By: Jim and Mary Clary
There are probably as many brands of boots on the market, name and no name, as there are calibers of rifles. Add in the fact that almost every sporting goods, big box, and little box store in the country carry boots of all sizes, shapes, and description. The question and problem facing all of us is: Which boot should we consider for our ventures into the "wild"?
It is not as difficult as one might think. First of all, look for a boot that meets U.S. Army MILSPECS. They are the toughest standards in the world, and with that in mind, you can eliminate over 95% of all the boots you see.
And why MILSPECS? Well, if you or a friend have ever served in the military, you know that as a general rule, their equipment was the best in the world... and that included the boots. With that in mind, what are the basic MILSPECS for desert combat army boots? We selected the desert combat specifications as they seemed to fit just about every big game hunting condition that a person may encounter.
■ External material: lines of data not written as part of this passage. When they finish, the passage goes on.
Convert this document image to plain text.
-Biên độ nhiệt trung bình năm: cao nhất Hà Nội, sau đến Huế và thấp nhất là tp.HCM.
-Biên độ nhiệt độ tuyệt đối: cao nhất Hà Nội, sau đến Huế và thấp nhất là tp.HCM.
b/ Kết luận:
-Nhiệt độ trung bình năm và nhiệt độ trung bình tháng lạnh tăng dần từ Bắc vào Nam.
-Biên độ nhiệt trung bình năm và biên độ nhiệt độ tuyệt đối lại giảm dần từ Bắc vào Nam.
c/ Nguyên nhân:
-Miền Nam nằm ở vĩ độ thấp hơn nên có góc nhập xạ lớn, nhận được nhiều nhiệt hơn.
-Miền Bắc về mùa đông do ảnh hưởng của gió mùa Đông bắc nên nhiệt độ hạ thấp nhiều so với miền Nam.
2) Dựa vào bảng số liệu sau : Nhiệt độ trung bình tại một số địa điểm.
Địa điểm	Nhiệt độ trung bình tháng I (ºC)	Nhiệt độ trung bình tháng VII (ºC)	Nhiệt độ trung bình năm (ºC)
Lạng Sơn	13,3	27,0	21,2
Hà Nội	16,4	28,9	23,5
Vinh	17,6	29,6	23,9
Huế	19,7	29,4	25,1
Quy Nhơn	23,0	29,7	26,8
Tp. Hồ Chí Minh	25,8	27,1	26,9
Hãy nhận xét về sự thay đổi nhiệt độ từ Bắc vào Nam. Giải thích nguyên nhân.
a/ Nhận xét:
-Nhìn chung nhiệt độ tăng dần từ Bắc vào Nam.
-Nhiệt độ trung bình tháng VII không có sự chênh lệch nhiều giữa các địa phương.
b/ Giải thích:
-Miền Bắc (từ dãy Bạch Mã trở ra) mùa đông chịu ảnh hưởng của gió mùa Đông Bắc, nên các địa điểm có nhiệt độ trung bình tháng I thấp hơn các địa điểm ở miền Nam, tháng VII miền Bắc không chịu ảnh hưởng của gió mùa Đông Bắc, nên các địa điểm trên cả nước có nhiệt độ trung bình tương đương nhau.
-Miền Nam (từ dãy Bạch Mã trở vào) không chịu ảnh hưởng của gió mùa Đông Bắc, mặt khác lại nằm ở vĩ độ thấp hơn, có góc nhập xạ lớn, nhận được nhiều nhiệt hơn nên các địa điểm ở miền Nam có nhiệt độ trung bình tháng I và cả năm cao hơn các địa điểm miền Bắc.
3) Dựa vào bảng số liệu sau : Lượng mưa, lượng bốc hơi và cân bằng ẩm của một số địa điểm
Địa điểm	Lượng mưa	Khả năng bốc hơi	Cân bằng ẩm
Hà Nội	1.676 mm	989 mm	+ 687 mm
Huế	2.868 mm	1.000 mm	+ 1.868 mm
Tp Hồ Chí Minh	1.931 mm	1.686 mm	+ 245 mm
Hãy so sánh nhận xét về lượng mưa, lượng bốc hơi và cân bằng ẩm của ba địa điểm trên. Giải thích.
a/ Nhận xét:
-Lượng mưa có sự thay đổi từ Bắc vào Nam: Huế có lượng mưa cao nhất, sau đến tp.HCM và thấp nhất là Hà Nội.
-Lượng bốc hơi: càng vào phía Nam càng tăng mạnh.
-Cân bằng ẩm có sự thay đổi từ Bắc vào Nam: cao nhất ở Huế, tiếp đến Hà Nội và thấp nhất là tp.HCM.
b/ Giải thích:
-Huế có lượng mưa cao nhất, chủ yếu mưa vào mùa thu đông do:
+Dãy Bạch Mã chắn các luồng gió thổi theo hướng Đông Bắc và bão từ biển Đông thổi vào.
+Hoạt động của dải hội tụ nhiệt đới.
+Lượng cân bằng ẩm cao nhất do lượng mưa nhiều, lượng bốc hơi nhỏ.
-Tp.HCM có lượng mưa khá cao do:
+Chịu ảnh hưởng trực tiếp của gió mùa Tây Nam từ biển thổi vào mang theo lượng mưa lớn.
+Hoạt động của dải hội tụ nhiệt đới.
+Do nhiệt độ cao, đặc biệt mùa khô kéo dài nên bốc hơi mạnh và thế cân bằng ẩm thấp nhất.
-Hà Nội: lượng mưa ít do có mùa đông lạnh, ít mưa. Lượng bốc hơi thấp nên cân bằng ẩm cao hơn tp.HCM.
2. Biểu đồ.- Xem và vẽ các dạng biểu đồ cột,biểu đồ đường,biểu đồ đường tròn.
The detailed MILSPECS are outlined in AR 670-1 Boot Compliance are so specific and detailed that many previous boots that were authorized (including Jim's Nam jungle boots) are no longer compliant. The new specs, as they apply to outdoorsmen, are:
Must be constructed of all leather or combination of leather and non-mesh fabric;
Synthetic leather mesh materials are prohibited;
Rough side out cattle-hide leather upper and nylon non-mesh upper (if used);
Upper must consist of a weatherproof, breathable membrane with limited flame and conduction heat resistance;
Close loop speed lace system with drainage eyelets;
Side-zip and velcro inserts are prohibited (any inserts must be removable);
Sewn-in or laced-in zipper or hook-and-loops not authorized;
The sole cannot extend past the back of, or over the top of, the toe; and
The only authorized outsole materials are rubber and polyether polyurethane*.
*Rubber or pure polyether polyurethane soles are the only outsole authorized for durability and traction on surfaces in multiple environments and temperatures. Other materials may be lighter in weight but may have significant problems in these areas.
The specifications for the sole material alone eliminates the majority of boots sold in the U.S., but remember, many years of testing went into developing that requirement.... so it is worth paying attention to.
And the requirement for non-mesh fabric.... well, all I can say is, "it's about time." I can't tell you how many sticks and cactus spines that I've had go through boot mesh. With all of the above said, we now come to the Magnum Stealth Force 8.0 boot. Needless to say, it meets all of the MILSPECS outlined above as well as those which we did not list. The only question is: Are they that good?
Yes, they are! Mary has been wearing these boots continuously for three weeks. One of the features she noticed immediately was... no break-in required. They fit comfortably from day one.
If you have back problems, you know that a good pair of boots is essential to preventing unnecessary pain. If you have boots that "roll" or "turn" when you are going uphill or downhill, you have a major problem. These do not!
If you happen to be diabetic, you already know that blisters on the feet can lead to some really nasty complications, all the way up to amputation. In all of the weeks that Mary has used these boots, not blister one.
As for traction, she hasn't had a bit of difficulty in navigating over gravel, rocks, sand, and plain old dirt. The Stealth Force 8.0 has become Mary's new pair of hunting boots.
With an original MSRP $104.99, and now discounted to $94.99, they are an incredible bargain. And, they come with a 1-year warranty and a 60-day comfort guarantee... that you can't find anywhere else in the industry.